Lasst uns auf Kosten unserer Kinder Schulden machen, bis es kracht!

(C.O.) Die Wirtschaft brummt wie schon lang nicht mehr, die Steuern sprudeln wie nie: Wann, wenn nicht jetzt, soll der Staat eigentlich seine Schulden abbauen? weiter hier.

4 comments

  1. Christian Peter

    Am teuersten kommen uns die völlig überholten Strukturen in unserem Land, wie der völlig überflüssige Bundesstaat, der dem Steuerzahler ohne erkennbaren Nutzen Kosten von etwa 20 Milliarden Euro pro Jahr aufbürdet : Mit der Landesfürsten-, Bauern- und Beamtenpartei ÖVP in Regierungsverantwortung werden wir in den wichtigen Bereichen aber niemals Reformen in Österreich erleben.

  2. wbeier

    Wird wohl langfristig auf einen Schuldenschnitt sowohl im öffentlichen wie auch im privaten Bereich hinauslaufen. Verständlich, denn was zur Zeit als Schulden in den Büchern steht ist nichts ausser Spielgeld ohne realen Wert hinterlegt und sowieso kaum mehr bedienbar.
    Wie beim neu reformierten Privatkonkurs: Haligali bis zum Abwinken > Privatkonkurs > etwaige Vermögenswerte kreativ verstecken > nach fünf Jahren alle Sparsamen und Redlichen auslachen.
    Wer bei dem “Spiel” den schwarzen Peter hat, liegt wohl auf der Hand und wozu dann noch solche Sekundärtugenden wie “sparsames Haushalten und Konsumverzicht” in öffentlichen wie auch privaten Budgets?

  3. Johannes

    Das Problem beim Schuldenmachen, es geht so lange, scheinbar, gut und wird erst durch den Totalabsturz jäh beendet.
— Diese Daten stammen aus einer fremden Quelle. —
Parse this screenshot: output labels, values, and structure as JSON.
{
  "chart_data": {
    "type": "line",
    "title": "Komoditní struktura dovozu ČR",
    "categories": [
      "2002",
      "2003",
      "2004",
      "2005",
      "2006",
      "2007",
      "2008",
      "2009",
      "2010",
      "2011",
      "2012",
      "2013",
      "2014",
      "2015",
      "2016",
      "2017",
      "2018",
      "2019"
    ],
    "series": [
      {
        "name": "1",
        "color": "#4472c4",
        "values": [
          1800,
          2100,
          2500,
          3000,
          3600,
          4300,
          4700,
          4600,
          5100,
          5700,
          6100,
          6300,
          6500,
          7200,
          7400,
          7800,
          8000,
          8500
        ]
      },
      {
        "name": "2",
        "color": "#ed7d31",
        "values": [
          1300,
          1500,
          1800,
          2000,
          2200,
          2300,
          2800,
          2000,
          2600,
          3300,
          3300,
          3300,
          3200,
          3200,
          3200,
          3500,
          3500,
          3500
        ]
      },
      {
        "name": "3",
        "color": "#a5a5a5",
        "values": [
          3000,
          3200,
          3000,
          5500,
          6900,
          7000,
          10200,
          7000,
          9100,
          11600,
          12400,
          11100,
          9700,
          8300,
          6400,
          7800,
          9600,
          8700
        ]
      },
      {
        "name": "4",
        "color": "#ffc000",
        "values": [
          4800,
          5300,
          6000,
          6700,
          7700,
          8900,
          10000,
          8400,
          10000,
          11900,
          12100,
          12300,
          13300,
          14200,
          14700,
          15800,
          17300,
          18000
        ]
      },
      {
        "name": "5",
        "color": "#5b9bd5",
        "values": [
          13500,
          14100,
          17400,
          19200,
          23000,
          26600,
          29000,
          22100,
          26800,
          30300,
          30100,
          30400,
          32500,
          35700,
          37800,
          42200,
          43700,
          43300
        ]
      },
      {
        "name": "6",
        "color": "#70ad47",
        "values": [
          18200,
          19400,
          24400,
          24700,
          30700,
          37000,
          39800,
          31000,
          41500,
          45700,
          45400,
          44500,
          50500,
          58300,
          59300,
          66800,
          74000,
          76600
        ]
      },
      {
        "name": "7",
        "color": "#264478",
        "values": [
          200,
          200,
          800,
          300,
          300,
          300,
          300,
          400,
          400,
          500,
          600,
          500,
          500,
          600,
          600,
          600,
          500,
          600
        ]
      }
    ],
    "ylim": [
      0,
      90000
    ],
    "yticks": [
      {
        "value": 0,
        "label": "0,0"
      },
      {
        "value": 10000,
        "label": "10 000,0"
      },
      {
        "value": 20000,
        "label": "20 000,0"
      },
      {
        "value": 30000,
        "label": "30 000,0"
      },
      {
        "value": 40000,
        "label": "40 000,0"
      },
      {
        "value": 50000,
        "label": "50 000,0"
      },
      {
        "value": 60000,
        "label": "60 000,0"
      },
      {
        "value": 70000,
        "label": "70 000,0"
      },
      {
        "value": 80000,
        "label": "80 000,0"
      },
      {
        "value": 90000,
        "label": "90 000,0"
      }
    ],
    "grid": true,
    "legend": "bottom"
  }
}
Beendet wäre es zum Beispiel in Griechenland gewesen wenn da nicht die EU Haftung eingesprungen wäre. Laut eines “namhaften Experten“ dem im ORF breiter Raum gegeben wird und der einem schulmeisterlich einreden will, Schulden mit noch mehr Schulden zu bekämpfen und es als einzige Alternative darstellt, sind wir auf dem richtigen Weg.
    Venezuela hatte das Pech nicht in der EU zu sein dort wurde die schulmeistersche These dem Lackmustest unterworfen, wir kennen das Ergebnis.
    In Europa läuft es auf das selbe hinaus nur halt ein bißchen weniger radikal und daher langsamer.